You’ll be given freedoms from central micromanagement to do just that, including keeping budget surpluses to reinvest in new kit and buildings.
The rest of the NHS will learn lessons from the leading providers, taking the best of the NHS to the rest of the NHS.
Middling NHS leaders will be incentivised to up their game and rise up the table – senior managers will be rewarded with bonuses for cutting waiting times and getting better value for money.
Those at the bottom of the table will receive greater support and targeted interventions to turn them around. Managers will be held to account and will have their pay docked if they don’t show improvement.
The best NHS leaders will be offered higher pay to take on the toughest jobs, sending them into challenged services and turning them around.

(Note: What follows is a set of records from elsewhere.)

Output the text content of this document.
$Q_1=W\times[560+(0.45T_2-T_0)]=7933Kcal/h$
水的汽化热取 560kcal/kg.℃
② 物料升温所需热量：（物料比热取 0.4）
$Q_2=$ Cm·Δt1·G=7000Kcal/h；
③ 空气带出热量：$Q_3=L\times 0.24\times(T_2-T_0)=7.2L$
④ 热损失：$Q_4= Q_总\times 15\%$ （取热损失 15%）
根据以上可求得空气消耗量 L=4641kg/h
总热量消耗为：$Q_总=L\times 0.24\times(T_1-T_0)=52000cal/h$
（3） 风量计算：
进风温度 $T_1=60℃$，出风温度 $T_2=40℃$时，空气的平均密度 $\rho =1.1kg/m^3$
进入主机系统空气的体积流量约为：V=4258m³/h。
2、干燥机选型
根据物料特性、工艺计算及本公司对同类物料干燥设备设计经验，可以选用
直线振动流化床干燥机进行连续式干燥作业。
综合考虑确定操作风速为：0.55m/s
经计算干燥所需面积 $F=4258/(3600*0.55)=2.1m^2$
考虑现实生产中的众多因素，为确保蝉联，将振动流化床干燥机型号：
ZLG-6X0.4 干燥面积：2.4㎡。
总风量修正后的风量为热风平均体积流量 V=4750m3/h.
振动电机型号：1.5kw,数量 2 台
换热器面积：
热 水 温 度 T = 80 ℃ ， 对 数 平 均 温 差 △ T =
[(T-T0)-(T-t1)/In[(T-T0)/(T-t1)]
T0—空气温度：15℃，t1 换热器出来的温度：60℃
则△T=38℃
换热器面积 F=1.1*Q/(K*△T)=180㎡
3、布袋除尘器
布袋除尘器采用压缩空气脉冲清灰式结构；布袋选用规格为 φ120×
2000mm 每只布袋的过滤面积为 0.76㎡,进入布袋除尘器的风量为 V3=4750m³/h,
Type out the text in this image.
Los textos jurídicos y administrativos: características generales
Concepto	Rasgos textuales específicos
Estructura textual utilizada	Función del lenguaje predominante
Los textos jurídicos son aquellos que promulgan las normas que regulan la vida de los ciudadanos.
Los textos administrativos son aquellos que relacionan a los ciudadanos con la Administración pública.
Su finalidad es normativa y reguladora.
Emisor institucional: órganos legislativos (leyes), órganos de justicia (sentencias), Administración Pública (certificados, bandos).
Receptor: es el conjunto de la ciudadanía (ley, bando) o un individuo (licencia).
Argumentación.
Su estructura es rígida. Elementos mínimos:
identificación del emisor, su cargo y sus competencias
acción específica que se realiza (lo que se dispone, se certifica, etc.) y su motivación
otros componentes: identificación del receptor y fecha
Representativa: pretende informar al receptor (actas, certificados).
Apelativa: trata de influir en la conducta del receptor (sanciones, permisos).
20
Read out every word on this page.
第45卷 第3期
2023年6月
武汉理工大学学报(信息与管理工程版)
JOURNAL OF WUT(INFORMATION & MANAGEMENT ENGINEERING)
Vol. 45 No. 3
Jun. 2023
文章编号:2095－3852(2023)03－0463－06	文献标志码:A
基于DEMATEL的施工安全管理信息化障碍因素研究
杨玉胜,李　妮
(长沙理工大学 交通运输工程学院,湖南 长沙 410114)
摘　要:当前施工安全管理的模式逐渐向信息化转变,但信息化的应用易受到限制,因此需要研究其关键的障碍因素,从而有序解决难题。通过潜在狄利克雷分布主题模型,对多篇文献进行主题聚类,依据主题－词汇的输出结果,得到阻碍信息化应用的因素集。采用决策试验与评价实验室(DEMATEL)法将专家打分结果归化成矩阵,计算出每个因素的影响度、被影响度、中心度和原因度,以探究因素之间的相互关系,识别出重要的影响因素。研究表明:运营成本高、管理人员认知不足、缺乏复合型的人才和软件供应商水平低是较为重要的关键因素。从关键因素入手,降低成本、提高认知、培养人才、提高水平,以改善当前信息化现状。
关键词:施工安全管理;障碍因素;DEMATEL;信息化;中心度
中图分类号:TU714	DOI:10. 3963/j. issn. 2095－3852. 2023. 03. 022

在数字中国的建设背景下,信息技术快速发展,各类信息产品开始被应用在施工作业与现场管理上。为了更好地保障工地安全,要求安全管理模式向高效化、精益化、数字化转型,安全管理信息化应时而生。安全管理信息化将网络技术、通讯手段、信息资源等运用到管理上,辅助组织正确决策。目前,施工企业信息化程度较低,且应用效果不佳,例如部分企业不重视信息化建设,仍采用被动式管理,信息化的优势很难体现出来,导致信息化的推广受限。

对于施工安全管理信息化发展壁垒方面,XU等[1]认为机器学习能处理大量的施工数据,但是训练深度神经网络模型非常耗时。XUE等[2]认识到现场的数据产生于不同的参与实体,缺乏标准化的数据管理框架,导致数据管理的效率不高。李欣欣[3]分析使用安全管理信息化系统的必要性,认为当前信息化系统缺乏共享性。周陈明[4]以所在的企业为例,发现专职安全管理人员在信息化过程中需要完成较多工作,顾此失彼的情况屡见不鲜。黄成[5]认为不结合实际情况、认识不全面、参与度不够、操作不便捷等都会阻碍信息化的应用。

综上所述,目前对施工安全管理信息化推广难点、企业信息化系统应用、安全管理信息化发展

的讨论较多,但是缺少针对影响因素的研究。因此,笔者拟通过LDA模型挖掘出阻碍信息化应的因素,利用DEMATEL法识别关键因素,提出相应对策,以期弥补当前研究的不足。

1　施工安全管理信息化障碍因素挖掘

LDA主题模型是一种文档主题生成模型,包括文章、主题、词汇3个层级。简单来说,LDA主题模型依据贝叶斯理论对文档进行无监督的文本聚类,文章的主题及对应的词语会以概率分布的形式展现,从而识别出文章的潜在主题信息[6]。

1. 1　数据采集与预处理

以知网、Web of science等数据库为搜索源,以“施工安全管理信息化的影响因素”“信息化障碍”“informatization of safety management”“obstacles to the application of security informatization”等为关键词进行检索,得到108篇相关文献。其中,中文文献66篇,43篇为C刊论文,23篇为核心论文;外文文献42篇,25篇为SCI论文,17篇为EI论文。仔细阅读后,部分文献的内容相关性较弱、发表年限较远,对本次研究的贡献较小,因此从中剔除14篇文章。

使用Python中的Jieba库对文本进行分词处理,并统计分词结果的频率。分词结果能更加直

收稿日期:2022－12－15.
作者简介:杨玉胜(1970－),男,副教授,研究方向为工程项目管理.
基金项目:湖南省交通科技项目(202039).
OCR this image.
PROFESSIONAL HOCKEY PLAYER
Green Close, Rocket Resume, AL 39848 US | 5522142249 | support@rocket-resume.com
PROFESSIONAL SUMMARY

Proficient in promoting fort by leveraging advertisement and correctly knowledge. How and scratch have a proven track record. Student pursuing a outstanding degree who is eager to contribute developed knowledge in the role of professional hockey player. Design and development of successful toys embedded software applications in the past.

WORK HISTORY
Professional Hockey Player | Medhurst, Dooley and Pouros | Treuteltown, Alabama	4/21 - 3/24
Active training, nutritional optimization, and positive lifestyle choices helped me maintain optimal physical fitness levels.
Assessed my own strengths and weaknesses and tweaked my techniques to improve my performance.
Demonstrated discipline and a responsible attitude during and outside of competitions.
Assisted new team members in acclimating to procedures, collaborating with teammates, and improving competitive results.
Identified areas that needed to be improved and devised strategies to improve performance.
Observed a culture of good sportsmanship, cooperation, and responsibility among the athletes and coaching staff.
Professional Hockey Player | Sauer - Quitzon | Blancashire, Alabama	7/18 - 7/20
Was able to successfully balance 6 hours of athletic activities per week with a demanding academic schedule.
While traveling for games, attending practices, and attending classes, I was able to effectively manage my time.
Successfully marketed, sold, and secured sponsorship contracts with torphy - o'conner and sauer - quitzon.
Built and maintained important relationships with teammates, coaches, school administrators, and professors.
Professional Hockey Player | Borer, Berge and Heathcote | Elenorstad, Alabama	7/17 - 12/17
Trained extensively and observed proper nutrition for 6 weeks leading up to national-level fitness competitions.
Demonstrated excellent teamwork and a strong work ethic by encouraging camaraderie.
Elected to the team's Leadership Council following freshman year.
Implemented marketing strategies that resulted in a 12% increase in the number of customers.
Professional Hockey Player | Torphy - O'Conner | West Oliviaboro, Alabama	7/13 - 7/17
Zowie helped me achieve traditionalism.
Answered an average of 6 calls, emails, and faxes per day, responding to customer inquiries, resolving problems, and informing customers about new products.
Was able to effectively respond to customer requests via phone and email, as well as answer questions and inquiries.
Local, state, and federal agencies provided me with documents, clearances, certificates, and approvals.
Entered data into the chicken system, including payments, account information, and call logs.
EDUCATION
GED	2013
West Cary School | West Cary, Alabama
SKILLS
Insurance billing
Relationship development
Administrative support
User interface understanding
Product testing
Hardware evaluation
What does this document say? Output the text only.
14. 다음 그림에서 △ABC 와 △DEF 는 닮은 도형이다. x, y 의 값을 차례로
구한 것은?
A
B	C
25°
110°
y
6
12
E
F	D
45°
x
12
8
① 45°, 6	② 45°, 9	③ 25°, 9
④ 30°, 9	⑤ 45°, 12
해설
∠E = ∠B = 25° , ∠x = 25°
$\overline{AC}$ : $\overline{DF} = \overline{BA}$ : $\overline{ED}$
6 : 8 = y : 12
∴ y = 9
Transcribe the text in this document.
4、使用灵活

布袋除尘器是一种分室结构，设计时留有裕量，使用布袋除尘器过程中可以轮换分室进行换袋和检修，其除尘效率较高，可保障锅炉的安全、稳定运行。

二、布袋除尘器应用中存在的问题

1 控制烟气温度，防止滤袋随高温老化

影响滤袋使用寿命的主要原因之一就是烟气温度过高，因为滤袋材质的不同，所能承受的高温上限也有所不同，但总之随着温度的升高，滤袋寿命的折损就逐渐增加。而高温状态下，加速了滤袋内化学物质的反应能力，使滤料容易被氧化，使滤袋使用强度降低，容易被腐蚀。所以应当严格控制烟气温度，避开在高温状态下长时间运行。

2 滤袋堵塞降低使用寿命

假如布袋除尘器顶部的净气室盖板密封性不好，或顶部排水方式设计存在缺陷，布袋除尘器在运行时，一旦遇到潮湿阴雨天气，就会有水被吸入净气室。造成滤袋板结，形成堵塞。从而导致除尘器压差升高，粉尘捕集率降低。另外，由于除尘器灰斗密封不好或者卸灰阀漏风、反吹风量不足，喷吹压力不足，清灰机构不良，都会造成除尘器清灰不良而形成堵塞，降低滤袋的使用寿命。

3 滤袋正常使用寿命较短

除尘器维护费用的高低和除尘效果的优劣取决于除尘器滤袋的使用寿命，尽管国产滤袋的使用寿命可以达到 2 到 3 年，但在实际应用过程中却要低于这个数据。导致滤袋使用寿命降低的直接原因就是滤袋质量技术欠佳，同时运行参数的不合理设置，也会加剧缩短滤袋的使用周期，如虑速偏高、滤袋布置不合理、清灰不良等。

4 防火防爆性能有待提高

People in these roles have lives in their hands, so I am willing to pay for the best.
This isn’t about shifting the blame for failure and scapegoating local staff. They can only be as good as the system they’re working in, and the NHS has been unreformed for too long.
The buck stops with the government, and we will be judged on whether we have turned the NHS around by the next election.
We have invested an extra £26 billion this year to begin rebuilding the NHS. But alongside that investment we promised reform to get better value for taxpayers’ money, and that’s what we’re delivering today.
A patient at Countess of Chester shouldn’t have to wait months longer for treatment than one in Northumbria.
That is the postcode lottery I’m determined to tackle, by raising standards across the board.
These reforms build on successes already delivered, including cutting waiting lists by over 250,000 since July, delivering almost 5 million extra appointments, and recruiting 2,000 extra GPs to the frontline.
The job is far from done. Waiting times remain too long, and too many patients still feel they are battling the system to get the care they need.
Patients deserve the best, wherever they live.
So, whether you’re in Scunthorpe or Stevenage, Bradford or Bognor, Carlisle or Chipping Norton, these league tables will get the NHS raising its game and delivering better care.
Because when it comes to the NHS, every patient deserves top of the table care.